Show all 9questions, answers & explanations
  1. API-01 · Question 1 of 9

    In the Messages API, what determines the maximum length of the model's response?

    • AThe `temperature` parameter
    • BThe `max_tokens` parameter Correct answer
    • CThe size of the system prompt
    • DThe number of messages in the conversation

    Why: `max_tokens` caps how many tokens the model may generate in its response. It is a hard upper bound; the model may stop earlier (e.g. an `end_turn` stop reason). It does not control input length.

  2. API-02 · Question 2 of 9

    Which field carries instructions that set the model's role and behavior for the whole conversation, separate from the turn-by-turn dialogue?

    • AThe first `user` message
    • BThe `system` parameter Correct answer
    • CA `developer` role message inside `messages`
    • DThe `metadata` field

    Why: The top-level `system` parameter holds the system prompt: persistent role, tone, and task framing. The `messages` array carries the alternating user/assistant turns.

  3. API-03 · Question 3 of 9

    What is the required structure of the `messages` array?

    • AAny order of roles is accepted
    • BIt must start with a `system` message
    • CRoles must alternate, starting with `user` Correct answer
    • DAll messages must use the `assistant` role

    Why: Conversational turns alternate between `user` and `assistant`, and the array must begin with a `user` turn. The system prompt is passed separately, not as a message role.

  4. API-04 · Question 4 of 9

    You set `temperature: 0`. What behavior should you expect?

    • AThe model refuses to answer
    • BMaximum creativity and variation
    • CMore deterministic, focused output Correct answer
    • DThe response is truncated

    Why: Lower temperature reduces randomness, producing more deterministic and focused responses. Higher values increase diversity. Use low temperature for extraction, classification, and other tasks that reward consistency.

  5. API-05 · Question 5 of 9

    A request returns `stop_reason: "max_tokens"`. What does this indicate?

    • AThe model finished its turn naturally
    • BThe output hit the `max_tokens` limit and was cut off Correct answer
    • CA stop sequence was matched
    • DThe input exceeded the context window

    Why: `max_tokens` as a stop reason means generation was truncated at the token cap, not that the model completed naturally (`end_turn`). Increase `max_tokens` or design for continuation if you see this on complete-looking tasks.

  6. API-06 · Question 6 of 9

    When you stream a response, how is the content delivered?

    • AAs one final JSON object only
    • BAs a sequence of server-sent events with incremental deltas Correct answer
    • CAs a WebSocket binary frame
    • DStreaming returns the same payload as non-streaming, just slower

    Why: Streaming uses server-sent events: the response arrives as incremental delta events you accumulate client-side, which lowers time-to-first-token for interactive UIs.

  7. API-07 · Question 7 of 9

    Which factor counts against the model's context window?

    • AOnly the generated output tokens
    • BOnly the system prompt
    • CAll input tokens plus the tokens the model generates Correct answer
    • DOnly the number of messages, not their length

    Why: The context window bounds the total of input tokens (system prompt, full message history, tool definitions, documents) plus the output tokens generated.

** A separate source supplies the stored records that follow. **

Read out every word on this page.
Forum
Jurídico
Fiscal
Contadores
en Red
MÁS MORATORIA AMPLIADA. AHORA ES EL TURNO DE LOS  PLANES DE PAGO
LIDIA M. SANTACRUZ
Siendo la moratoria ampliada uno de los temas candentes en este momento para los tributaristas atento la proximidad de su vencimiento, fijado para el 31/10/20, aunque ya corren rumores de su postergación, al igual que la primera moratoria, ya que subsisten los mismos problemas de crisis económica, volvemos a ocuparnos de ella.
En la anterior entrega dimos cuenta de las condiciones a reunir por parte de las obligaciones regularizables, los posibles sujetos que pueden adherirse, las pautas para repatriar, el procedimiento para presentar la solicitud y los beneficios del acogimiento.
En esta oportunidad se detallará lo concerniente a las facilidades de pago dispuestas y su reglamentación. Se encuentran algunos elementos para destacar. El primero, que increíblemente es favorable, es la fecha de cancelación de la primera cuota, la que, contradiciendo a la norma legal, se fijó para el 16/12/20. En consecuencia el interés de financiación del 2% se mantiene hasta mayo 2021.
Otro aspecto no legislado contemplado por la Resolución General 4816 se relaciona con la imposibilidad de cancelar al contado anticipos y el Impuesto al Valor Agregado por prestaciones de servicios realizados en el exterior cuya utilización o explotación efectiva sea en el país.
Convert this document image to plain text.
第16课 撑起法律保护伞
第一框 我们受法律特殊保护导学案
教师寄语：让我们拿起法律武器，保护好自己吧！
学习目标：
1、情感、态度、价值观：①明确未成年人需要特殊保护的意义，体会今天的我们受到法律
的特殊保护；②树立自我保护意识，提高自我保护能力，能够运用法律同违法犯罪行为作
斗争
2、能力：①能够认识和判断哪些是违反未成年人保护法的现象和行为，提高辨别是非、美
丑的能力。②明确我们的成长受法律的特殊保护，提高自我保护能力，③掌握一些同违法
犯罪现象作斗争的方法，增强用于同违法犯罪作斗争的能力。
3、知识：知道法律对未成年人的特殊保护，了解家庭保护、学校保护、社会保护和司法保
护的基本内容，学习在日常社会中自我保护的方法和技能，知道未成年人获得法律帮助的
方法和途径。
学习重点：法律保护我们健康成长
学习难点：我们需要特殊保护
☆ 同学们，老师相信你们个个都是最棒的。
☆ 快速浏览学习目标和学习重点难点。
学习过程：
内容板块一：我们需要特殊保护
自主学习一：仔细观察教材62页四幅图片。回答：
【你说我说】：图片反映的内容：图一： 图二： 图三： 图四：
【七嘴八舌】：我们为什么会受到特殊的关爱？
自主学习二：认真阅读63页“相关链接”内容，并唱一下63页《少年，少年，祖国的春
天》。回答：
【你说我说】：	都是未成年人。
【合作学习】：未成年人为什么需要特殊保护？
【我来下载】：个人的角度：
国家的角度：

As a conversation grows, input usage rises and leaves less room for output.

  8. API-08 · Question 8 of 9

    You need both diverse, creative output and a hard limit on response length. Which two parameters address those separately?

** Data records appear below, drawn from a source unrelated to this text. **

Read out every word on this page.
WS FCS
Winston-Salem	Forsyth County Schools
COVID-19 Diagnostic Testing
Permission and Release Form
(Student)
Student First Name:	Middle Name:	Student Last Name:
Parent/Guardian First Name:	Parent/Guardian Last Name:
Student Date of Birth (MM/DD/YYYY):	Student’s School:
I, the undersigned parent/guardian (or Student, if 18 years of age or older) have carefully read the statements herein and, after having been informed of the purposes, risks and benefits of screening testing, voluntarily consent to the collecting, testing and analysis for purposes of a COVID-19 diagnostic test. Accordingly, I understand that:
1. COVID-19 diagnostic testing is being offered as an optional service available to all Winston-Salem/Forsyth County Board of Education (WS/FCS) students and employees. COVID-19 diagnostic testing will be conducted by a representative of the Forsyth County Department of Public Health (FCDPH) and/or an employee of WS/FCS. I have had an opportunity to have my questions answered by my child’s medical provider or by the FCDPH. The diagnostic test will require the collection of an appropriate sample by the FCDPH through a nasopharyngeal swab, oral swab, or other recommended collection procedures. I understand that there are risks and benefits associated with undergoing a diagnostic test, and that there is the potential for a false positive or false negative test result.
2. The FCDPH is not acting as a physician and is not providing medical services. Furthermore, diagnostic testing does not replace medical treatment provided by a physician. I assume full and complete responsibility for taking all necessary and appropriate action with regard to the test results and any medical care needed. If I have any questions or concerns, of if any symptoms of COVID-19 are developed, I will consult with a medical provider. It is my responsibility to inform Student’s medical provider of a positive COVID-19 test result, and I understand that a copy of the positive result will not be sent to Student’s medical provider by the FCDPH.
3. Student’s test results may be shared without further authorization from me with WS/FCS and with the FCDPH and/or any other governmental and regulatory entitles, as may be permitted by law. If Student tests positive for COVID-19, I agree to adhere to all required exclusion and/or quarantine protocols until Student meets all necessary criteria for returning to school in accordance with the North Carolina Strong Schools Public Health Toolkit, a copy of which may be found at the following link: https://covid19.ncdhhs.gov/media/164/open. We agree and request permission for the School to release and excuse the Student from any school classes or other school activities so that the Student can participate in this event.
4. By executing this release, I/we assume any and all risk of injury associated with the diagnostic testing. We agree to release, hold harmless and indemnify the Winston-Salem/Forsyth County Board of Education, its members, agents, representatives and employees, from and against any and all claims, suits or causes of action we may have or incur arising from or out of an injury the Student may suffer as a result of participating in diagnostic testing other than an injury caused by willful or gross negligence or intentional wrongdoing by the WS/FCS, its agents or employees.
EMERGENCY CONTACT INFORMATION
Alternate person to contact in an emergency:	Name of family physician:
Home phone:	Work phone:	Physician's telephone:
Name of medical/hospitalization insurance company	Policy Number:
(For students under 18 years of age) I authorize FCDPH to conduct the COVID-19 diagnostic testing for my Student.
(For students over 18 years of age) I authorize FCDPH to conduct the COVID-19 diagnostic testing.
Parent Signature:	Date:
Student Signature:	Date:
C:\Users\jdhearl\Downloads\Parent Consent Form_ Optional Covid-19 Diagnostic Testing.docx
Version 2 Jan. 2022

    • A`max_tokens` for both
    • B`temperature` for diversity, `max_tokens` for length Correct answer
    • C`system` for diversity, `temperature` for length
    • D`stop_sequences` for both

    Why: These are independent levers: `temperature` (and top_p) controls randomness/diversity of sampling, while `max_tokens` caps how long the response may run. Raising one does not affect the other.

  9. API-09 · Question 9 of 9

    What is the role of a `stop_sequences` value in a request?

    • AIt sets the minimum output length
    • BIt lists strings that, when generated, end the response with a `stop_sequence` stop reason Correct answer
    • CIt filters unsafe content from the output
    • DIt defines which tools the model may call

    Why: Stop sequences are custom strings that halt generation as soon as the model produces one. The response ends with a `stop_sequence` stop reason, which is useful for delimiting structured output or cutting off at a known boundary.